OPHI Summer School on Multidimensional Poverty Analysis 2014
COURSES organised by Oxford Poverty & Human Development Initiative
The purpose of this intensive summer school is to provide a thorough conceptual and technical introduction to some techniques of measuring multidimensional poverty, with a strong emphasis on the Alkire Foster method.
Participants will revise axiomatic poverty measures, and will learn about different techniques of multidimensional poverty measurement and which problems they are best suited to solve. The empirical motivation for measuring multidimensional poverty will be presented as well as the conceptual motivation, drawing on Amartya Sen's capability approach.
The summer school will be led by the Director and Researchers of the Oxford Poverty and Human Development Initiative (OPHI), including Sabina Alkire, Mauricio Apablaza, Mihika Chatterjee, Adriana Conconi, John Hammock, Bouba Housseini, Suman Seth and Ana Vaz.

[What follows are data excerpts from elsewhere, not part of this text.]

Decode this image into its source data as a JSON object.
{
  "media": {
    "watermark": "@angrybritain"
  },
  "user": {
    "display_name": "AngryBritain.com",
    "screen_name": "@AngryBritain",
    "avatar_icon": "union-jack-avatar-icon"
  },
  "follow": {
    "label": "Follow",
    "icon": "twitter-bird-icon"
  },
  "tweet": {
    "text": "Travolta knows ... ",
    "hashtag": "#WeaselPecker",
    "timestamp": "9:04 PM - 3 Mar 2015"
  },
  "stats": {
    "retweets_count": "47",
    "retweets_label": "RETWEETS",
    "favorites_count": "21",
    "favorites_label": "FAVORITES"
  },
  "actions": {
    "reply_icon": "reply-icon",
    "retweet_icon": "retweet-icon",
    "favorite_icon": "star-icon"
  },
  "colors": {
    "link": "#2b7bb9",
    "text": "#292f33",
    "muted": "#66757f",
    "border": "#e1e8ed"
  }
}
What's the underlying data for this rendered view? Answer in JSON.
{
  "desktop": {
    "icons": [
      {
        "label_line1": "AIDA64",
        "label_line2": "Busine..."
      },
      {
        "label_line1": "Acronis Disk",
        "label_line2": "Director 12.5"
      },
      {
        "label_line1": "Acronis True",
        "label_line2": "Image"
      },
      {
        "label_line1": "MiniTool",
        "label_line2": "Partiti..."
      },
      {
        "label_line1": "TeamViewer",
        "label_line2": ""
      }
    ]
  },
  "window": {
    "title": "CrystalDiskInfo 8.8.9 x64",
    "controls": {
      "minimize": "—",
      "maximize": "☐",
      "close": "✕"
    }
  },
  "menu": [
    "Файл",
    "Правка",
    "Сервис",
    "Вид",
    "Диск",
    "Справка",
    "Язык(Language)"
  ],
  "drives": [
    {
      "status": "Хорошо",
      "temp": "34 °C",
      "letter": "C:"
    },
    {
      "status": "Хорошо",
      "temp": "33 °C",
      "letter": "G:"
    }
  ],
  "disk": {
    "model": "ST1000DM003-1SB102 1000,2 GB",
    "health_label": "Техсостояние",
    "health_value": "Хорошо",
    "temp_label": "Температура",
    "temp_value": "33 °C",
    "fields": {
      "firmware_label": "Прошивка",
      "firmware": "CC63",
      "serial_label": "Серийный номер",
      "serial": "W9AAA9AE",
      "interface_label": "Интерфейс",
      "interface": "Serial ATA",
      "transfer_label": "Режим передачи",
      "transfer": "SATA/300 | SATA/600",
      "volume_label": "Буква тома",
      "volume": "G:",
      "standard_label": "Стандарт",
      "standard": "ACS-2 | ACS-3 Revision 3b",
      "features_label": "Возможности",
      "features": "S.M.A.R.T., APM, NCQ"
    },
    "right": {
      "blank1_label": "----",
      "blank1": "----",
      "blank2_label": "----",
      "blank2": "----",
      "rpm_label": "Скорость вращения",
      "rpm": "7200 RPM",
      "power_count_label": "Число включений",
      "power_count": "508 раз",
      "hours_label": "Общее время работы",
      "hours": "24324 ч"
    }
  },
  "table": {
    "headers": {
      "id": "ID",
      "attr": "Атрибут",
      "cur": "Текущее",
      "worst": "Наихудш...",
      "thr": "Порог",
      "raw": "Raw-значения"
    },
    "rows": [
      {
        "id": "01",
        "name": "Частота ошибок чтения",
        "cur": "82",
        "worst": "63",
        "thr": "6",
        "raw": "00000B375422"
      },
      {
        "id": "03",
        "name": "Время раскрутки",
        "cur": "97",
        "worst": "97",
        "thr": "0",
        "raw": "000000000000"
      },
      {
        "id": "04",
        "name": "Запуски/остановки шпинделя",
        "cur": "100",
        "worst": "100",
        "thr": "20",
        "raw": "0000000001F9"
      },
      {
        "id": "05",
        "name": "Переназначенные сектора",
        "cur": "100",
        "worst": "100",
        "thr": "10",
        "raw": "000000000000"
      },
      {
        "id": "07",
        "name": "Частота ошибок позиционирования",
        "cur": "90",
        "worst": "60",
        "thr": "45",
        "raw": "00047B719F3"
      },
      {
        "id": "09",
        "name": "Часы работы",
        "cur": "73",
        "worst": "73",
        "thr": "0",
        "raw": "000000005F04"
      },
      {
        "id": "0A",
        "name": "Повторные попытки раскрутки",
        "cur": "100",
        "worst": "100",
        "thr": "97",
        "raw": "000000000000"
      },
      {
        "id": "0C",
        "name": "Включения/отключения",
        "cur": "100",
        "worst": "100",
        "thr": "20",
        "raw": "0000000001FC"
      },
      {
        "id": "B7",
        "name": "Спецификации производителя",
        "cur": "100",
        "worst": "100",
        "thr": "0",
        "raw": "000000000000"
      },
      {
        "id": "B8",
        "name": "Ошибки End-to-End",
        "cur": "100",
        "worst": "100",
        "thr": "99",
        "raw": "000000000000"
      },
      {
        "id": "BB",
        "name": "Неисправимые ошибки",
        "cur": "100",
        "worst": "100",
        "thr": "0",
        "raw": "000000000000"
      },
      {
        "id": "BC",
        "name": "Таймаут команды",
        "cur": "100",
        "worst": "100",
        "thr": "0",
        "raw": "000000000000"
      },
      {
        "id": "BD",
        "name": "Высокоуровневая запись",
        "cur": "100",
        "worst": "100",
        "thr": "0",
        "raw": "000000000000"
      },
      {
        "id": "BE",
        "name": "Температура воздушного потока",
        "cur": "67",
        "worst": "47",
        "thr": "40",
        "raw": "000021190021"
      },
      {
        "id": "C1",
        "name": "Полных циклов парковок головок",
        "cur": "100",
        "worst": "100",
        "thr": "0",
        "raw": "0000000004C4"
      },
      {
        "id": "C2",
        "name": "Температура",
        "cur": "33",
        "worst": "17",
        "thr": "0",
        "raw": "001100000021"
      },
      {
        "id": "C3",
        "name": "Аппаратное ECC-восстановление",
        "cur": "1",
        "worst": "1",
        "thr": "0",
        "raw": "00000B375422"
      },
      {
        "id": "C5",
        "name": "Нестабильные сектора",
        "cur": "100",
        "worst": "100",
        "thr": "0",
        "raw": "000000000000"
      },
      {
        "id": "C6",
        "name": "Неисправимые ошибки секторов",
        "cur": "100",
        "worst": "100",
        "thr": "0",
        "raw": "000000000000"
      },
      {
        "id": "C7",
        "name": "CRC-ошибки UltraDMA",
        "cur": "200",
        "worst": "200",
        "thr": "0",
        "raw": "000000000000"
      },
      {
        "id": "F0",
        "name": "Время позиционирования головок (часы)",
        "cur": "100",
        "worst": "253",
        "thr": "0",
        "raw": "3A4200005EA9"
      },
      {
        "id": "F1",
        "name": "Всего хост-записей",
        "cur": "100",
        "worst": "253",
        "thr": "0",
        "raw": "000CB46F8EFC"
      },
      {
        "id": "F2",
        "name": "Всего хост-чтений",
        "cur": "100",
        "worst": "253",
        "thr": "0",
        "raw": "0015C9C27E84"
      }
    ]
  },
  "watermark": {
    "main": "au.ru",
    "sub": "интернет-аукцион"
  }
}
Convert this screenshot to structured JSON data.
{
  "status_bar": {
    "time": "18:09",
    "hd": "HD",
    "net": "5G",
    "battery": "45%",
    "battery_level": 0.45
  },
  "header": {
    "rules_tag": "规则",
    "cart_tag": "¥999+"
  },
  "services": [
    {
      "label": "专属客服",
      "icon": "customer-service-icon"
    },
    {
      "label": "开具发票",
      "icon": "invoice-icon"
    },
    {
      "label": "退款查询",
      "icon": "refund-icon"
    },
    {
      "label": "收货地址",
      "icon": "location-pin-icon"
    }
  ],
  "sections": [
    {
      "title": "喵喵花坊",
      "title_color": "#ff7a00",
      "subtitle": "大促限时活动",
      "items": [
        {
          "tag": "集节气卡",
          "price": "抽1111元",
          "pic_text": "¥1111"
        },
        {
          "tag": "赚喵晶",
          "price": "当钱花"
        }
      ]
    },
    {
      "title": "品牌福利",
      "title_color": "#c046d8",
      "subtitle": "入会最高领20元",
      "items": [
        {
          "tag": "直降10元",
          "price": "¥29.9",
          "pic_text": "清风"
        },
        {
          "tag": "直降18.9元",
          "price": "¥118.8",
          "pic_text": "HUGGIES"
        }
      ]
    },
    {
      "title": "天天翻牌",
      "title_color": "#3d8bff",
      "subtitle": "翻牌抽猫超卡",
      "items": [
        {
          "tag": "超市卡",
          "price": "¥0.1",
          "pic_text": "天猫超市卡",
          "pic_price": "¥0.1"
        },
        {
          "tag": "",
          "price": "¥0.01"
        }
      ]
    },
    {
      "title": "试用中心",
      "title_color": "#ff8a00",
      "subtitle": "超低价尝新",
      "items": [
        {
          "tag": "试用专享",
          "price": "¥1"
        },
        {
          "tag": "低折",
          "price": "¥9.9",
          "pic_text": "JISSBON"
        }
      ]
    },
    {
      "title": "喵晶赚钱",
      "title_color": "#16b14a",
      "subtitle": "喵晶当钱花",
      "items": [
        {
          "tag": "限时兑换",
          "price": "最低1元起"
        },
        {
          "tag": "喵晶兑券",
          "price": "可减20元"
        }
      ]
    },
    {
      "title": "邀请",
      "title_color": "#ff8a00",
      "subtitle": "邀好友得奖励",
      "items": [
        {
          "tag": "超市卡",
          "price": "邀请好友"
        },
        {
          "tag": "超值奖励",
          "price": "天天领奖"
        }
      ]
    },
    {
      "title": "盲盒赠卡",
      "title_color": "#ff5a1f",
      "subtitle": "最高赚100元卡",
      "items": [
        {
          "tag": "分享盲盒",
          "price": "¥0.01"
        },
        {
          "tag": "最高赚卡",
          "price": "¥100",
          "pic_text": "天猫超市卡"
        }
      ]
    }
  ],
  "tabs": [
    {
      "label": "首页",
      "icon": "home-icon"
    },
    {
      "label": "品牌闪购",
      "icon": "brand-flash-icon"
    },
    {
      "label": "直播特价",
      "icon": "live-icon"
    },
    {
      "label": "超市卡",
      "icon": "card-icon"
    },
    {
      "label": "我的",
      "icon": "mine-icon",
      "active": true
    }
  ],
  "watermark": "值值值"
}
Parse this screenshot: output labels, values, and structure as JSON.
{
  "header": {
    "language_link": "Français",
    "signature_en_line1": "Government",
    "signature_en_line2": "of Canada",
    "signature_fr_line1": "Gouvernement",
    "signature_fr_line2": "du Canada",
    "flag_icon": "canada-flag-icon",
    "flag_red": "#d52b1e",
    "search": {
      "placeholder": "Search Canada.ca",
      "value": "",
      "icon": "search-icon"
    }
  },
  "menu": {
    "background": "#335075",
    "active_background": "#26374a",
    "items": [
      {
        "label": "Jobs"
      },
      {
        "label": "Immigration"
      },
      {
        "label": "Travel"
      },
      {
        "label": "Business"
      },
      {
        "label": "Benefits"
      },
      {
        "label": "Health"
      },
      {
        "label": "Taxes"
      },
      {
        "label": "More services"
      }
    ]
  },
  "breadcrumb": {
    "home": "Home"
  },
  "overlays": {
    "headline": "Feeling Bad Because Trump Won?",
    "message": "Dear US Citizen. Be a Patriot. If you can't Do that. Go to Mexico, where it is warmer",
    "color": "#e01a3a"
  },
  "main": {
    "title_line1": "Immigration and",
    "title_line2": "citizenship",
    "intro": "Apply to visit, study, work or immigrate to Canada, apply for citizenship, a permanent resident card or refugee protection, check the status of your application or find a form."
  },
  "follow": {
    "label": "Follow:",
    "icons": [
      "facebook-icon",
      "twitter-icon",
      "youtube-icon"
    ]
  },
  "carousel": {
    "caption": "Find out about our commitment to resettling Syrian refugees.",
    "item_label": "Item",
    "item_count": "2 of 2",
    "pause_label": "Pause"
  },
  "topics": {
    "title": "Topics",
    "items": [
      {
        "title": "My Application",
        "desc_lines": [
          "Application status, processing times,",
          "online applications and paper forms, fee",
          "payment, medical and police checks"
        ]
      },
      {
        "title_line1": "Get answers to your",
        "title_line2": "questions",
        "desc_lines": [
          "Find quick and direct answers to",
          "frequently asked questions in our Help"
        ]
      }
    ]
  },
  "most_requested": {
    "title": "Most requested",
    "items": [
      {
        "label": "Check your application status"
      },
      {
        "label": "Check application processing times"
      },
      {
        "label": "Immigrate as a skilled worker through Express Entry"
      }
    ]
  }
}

The following topics will be covered:
- Axiomatic approaches to unidimensional and multidimensional poverty;
- Methodologies to analyse multidimensional poverty – dashboard, stochastic dominance, information theory, fuzzy set, multiple correspondence analysis, unmet basic needs and counting approaches – and the problems each methodology best solves;
- The Alkire Foster methodology of multidimensional poverty measurement;
- Selection of parameters – purpose, unit of measure, dimensions, indicators, cut-offs and weights;
- Data reduction techniques for measure design and analysis; subgroup decomposition and mapping multidimensional poverty dynamics;
- Disparity among the poor and across groups;
- Econometric analysis of multidimensional poverty; and institutions, policies, and communication.
Deadline for applicants requesting financial support is March 16th.